Technology in Cancer Research & Treatment (Apr 2023)
Could Maximum SUV be Used as Imaging Guidance in Large Lung Lesions Biopsies? Double Sampling Under PET-CT/XperGuide Fusion Imaging in Inhomogeneous Lung Uptaking Lesions to Show That it can Make a Difference
Abstract
Introduction: The purpose of this study is to evaluate the diagnostic value of positron emission computed tomography-cone beam computed tomography (PET/CT-CBCT) fusion guided percutaneous biopsy, targeted to the maximum standardized uptake value (SUVmax) and minimum standardized uptake value (SUVmin) of large lung lesions. Materials and Methods: Inside a larger cohort of PET/CT-CBCT guided percutaneous lung biopsies, 10 patients with large pulmonary lesions (diameter > 30 mm) were selected retrospectively. These patients have been subjected to double biopsy sampling respectively in the SUVmax area and in the SUVmin area of the lesion. Technical success has been calculated. For each sample, the percentage of neoplastic, inflammatory, and fibrotic cells was reported.
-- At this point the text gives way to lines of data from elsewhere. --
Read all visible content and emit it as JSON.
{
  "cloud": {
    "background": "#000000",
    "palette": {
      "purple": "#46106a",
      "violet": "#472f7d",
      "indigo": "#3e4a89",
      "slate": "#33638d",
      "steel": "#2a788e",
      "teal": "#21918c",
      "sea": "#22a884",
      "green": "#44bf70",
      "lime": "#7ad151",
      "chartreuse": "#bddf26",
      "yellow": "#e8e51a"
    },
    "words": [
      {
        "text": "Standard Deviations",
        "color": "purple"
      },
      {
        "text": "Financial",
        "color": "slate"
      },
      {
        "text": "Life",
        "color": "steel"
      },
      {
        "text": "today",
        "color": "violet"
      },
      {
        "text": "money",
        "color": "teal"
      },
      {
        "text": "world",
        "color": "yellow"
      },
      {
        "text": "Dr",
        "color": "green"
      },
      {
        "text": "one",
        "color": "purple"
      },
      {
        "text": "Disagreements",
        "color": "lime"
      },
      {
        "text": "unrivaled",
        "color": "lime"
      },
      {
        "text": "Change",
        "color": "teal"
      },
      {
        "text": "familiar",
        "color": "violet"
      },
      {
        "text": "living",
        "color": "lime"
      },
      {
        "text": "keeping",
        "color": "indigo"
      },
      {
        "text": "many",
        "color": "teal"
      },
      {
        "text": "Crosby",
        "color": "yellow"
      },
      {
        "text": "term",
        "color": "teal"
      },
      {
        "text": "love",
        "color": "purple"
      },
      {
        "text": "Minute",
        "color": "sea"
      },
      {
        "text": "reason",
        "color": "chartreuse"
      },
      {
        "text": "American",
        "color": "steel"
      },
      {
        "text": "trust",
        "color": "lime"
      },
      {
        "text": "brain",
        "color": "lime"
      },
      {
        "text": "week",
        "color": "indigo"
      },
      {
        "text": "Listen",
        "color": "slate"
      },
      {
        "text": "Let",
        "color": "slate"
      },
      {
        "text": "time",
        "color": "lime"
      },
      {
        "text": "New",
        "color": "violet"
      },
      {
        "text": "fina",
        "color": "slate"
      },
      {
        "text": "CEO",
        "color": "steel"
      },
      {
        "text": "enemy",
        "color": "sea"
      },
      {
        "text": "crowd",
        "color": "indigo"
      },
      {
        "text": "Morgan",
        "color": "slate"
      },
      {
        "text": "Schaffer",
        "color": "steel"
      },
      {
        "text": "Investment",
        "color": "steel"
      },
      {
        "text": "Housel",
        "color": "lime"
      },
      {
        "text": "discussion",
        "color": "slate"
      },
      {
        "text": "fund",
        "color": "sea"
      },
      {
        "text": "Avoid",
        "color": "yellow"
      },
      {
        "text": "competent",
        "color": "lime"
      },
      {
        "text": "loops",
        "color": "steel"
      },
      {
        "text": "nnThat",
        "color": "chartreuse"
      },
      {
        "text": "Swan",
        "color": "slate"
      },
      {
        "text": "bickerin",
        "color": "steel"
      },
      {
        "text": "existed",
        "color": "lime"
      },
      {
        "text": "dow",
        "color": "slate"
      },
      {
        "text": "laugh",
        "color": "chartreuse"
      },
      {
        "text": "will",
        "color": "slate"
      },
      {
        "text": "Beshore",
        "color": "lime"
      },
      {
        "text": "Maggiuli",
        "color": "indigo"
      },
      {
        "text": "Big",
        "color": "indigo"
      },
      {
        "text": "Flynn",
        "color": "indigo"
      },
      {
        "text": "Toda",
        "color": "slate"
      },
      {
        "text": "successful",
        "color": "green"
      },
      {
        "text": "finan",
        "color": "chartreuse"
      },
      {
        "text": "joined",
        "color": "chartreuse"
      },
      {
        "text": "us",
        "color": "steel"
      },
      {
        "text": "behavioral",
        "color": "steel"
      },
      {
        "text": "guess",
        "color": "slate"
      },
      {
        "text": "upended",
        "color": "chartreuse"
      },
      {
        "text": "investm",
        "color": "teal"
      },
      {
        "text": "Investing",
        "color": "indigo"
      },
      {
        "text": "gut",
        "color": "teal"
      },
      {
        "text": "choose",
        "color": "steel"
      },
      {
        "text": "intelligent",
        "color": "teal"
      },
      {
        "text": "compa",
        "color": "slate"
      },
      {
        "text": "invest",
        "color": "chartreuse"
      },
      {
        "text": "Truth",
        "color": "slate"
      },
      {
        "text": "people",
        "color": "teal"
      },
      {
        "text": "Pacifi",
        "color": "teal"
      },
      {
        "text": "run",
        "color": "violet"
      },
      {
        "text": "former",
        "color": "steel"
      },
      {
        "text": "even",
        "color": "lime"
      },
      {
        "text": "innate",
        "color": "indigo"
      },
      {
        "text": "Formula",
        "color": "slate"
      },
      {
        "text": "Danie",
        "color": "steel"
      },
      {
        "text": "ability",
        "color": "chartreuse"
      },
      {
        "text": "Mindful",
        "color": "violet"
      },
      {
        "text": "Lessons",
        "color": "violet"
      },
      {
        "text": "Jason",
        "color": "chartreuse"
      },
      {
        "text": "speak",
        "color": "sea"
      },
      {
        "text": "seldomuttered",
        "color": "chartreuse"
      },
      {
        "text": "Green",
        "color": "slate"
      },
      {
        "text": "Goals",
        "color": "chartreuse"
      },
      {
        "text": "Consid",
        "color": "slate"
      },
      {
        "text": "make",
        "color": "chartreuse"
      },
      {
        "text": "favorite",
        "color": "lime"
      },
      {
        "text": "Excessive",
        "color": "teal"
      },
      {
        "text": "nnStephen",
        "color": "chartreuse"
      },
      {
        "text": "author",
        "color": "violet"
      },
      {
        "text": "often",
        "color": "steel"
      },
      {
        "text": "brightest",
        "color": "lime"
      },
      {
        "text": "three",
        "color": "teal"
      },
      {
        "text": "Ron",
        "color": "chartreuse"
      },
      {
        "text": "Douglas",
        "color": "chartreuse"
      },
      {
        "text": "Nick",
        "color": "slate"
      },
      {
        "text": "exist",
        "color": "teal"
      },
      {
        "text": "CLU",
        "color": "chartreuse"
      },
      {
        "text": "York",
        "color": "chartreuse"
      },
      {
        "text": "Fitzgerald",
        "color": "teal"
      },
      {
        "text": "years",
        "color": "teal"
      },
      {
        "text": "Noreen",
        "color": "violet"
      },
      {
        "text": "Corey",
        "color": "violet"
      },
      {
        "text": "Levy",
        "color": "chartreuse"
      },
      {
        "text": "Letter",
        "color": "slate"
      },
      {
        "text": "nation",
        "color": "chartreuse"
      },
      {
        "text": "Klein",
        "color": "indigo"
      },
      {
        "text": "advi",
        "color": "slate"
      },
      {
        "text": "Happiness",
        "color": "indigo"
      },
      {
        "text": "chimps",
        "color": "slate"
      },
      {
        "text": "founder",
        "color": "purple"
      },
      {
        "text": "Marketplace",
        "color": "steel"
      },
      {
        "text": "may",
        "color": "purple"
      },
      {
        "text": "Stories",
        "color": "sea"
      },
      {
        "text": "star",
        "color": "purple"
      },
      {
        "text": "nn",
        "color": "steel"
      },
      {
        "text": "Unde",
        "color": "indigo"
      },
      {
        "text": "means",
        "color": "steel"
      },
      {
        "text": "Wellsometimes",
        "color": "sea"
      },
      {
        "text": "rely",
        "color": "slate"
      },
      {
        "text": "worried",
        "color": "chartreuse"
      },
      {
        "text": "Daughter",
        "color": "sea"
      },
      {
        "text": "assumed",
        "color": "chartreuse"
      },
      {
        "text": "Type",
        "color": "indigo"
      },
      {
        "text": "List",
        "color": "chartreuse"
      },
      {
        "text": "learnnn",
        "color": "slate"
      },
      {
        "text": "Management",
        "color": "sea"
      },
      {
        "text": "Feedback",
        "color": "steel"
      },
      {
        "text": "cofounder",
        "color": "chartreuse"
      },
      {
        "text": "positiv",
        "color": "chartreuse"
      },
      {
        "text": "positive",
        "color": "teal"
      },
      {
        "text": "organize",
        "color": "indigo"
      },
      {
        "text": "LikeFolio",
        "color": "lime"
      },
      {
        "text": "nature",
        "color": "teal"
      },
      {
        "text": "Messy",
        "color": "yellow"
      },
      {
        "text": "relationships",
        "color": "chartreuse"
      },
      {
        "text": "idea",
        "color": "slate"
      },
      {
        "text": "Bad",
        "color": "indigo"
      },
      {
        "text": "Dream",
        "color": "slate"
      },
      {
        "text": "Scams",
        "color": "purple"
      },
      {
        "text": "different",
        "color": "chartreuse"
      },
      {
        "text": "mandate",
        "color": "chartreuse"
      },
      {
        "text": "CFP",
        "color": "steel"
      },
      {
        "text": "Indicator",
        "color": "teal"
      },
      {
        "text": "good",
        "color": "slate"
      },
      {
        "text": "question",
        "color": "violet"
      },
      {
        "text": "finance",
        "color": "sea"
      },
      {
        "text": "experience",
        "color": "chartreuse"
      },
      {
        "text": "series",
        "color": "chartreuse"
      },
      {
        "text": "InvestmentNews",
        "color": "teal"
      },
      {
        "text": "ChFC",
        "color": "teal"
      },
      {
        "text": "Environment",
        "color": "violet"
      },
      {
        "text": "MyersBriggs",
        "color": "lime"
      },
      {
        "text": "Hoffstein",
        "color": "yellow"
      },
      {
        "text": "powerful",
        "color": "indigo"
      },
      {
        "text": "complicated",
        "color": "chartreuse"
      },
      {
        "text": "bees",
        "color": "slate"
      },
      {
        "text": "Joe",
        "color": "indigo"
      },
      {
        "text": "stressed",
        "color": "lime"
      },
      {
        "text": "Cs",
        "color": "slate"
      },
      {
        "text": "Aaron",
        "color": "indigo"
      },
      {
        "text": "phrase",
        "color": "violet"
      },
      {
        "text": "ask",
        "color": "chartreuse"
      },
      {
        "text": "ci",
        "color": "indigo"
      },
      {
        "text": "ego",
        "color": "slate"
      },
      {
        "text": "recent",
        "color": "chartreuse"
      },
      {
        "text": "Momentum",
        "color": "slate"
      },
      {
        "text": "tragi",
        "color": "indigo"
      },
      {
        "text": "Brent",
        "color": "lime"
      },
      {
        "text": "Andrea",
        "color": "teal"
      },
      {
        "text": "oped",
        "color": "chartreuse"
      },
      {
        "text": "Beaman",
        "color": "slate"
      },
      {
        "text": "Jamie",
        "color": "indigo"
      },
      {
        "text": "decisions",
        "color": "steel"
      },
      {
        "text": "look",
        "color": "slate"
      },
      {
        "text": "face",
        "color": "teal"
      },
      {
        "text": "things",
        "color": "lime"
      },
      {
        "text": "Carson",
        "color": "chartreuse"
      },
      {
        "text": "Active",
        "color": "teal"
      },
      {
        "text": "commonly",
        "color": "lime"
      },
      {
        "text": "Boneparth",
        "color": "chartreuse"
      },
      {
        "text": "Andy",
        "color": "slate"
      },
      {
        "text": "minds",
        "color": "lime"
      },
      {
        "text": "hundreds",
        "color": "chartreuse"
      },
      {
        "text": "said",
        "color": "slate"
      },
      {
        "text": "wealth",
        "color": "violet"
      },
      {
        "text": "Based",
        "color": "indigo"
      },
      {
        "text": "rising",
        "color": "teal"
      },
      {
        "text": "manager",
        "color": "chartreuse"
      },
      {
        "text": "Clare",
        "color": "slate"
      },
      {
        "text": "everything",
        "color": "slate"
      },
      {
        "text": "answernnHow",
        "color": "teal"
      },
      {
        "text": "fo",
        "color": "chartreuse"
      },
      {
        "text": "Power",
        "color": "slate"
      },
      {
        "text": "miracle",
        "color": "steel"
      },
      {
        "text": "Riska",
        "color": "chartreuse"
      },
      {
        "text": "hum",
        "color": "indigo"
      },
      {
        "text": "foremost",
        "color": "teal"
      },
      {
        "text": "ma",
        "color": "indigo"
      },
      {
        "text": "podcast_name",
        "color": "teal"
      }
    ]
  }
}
Furthermore, the possibility of performing immunohistochemical or molecular biology investigations to specifically define the biomolecular tumor profile was analyzed. Results: Nine lesions were found to be malignant, one benign (inflammation). Technical success was 100% (10/10) in the SUVmax samples and 70% (7/10) in the SUVmin samples ( P-value: .21 ). In the first group, higher percentages of neoplastic cells were found at pathologic evaluation, while in the second group areas of inflammation and fibrosis were more represented. The biomolecular profile was obtained in 100% of cases (9/9) of the first group, while in the second group only in 33.3% of cases (2/6), with a statistically significant difference between the 2 groups ( P-value: .011 ). Conclusion: A correlation between the standardized uptake value value and the technical success of the biopsy sample has been identified. PET/CT-CBCT guidance allows to target the biopsy in the areas of the tumor which are richer in neoplastic cells, thus obtaining more useful information for the planning of patient-tailored cancer treatments.